In a post that is entirely too long, someone calling himself Tyler Durden writes:
The primary difference between today and the 1930s, when the U.S. experienced its last systemic crisis, has been the response by policymakers. Having the benefit of hindsight, policymakers acted swiftly to avoid the mistakes of the Great Depression by applying Keynesian solutions.
What we did this time, that we failed to do last time, was prevent the collapse of the banks and private debt. Our debt lingers. But excessive accumulation of debt was the underlying cause of the crisis. So along with debt, unemployment lingers. Recovery remains impossible.
The Depression hit in 1929. Maynard's book came out seven years later.
By the time The General Theory was published, a lot of debt was already gone. Keynes didn't have to deal with that. He didn't have to say Get rid of the debt first. The debt spike was a thing of the past.
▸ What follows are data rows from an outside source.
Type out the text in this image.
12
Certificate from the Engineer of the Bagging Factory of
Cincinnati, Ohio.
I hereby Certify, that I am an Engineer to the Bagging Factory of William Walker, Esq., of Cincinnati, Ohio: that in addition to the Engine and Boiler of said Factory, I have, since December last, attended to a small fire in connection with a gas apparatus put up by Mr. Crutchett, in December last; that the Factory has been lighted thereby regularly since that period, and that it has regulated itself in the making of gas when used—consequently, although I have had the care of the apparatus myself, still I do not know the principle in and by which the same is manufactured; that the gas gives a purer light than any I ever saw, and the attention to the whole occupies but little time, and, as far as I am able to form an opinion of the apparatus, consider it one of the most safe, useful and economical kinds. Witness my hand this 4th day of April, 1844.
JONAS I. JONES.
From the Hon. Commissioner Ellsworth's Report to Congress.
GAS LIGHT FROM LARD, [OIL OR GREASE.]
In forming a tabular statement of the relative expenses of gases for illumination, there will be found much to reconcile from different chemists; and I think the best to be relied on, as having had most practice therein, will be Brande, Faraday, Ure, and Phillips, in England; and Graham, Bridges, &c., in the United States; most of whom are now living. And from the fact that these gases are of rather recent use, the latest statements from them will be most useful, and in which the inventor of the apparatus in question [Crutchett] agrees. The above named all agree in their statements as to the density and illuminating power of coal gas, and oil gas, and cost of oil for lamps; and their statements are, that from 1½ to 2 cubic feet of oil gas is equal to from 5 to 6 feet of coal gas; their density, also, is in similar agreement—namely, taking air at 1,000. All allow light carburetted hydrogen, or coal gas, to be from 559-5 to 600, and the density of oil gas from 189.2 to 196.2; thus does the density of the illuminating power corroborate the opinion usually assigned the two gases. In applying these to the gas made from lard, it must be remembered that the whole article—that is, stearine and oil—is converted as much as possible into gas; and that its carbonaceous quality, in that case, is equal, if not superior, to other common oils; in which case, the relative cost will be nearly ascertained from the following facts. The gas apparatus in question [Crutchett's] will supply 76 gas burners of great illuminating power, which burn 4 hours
We don't have that luxury. Isn't it obvious?
2 comments:
Another difference is that we now have income support programs and deposit guarantees. Without the income support programs we would see the bread lines again and without deposit guarantees we would see bank runs. It is less about the feds policies than the fiscal policies we enacted post depression.
Fair enough, Greg. Income supports and deposit guarantees we did not have until the Depression taught us we needed 'em.
But income supports and deposit guarantees are not the reason that recovery remains impossible. It is the other thing we did -- preventing the collapse of the financial system -- that preserved the burden of debt, making recovery impossible.